Review of Sherpa

Sherpa (2015)
7/10
Excellent cinematography, but isn't nearly critical enough - politically
30 November 2016
I loved this documentary as I like many people am fascinated by Chomolungma, being it's the highest Mountain on Earth.

The name 'Everest' should and the verb 'to summit' should be immediately be red flags. Nothing was discovered in the 1800s. Being named after some colonial white guy by the Royal Geographical Society instead of being called the Holy Mother in the local language. Hindi or Nepali Sagarmāthā, are much nicer names.

I really think though that when you use and abuse locals and make things easy for people to climb and insult this mountain this should honestly be reflected in any film made about it. The things missing from this film about exactly the work that Sherpas do, how they really feel, and the selfishness of the capitalist system that allows people to try and tick off the 'biggest and best' when ethically what those customers are doing is highly questionable. How much really do the Sherpas earn as percentage? Shouldn't there be excellent schools, hospitals and adequate insurance for Sherpas? Some of the problems with garbage and climate change are not properly covered at all.

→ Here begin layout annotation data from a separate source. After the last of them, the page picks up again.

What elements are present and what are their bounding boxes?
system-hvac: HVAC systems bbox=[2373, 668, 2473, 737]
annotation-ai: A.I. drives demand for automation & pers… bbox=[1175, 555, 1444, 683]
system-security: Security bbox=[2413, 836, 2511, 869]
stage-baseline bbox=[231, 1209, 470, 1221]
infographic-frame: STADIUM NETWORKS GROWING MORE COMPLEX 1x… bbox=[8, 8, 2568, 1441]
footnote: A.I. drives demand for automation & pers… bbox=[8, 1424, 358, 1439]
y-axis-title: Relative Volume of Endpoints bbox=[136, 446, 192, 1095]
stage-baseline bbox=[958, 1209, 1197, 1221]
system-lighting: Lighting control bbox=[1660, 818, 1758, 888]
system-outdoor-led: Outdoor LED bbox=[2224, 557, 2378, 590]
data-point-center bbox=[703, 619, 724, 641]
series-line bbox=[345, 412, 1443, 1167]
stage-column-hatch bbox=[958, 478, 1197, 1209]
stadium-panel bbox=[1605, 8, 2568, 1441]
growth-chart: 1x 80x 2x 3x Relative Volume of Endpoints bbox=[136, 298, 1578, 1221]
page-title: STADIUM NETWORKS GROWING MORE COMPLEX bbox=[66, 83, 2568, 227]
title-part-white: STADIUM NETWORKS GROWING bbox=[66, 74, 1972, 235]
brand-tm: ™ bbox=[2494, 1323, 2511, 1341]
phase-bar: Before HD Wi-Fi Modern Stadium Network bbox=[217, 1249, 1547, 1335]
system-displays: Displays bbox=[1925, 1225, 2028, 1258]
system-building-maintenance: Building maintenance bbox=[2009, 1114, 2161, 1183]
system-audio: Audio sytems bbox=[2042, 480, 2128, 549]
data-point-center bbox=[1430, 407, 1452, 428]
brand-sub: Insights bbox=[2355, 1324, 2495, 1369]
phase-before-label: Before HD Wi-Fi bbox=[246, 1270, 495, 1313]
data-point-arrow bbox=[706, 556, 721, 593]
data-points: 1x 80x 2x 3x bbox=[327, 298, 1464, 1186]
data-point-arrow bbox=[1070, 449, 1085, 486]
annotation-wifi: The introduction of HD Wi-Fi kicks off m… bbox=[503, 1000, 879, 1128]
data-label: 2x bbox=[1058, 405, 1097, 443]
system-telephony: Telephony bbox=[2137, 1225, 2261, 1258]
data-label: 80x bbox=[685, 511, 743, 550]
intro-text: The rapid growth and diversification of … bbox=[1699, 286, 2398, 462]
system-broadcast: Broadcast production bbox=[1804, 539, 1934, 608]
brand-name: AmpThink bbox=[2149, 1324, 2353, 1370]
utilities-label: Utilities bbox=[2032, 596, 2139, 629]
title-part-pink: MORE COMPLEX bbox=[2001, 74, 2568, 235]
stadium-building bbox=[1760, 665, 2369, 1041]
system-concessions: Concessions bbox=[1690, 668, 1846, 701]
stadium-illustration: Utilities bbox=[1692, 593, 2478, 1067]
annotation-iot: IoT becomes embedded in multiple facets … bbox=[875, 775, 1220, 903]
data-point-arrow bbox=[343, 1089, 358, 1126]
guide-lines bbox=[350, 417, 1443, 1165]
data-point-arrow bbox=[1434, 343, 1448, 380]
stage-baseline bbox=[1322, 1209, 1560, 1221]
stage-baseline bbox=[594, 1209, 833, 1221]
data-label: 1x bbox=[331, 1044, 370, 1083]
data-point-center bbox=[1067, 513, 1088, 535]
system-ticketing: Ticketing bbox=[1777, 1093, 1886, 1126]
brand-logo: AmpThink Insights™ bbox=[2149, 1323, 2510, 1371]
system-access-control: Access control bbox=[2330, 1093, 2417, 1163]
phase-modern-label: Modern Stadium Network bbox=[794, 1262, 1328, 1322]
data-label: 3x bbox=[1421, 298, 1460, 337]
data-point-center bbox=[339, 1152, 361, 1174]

Capitalistic money making from a Holy mountain should be properly regarded as a pretty hollow occupation, and someone risking their life to feed their family as pretty heroic, but this film seems sided with climbing company owners and clients by trying to be balanced between each side, when really one side is in the right and the other isn't.

At the end of the day a real climber would walk up from sea level, hire a local directly or not at all, go without oxygen especially if under 8000 meters and bring all their own supplies in and out.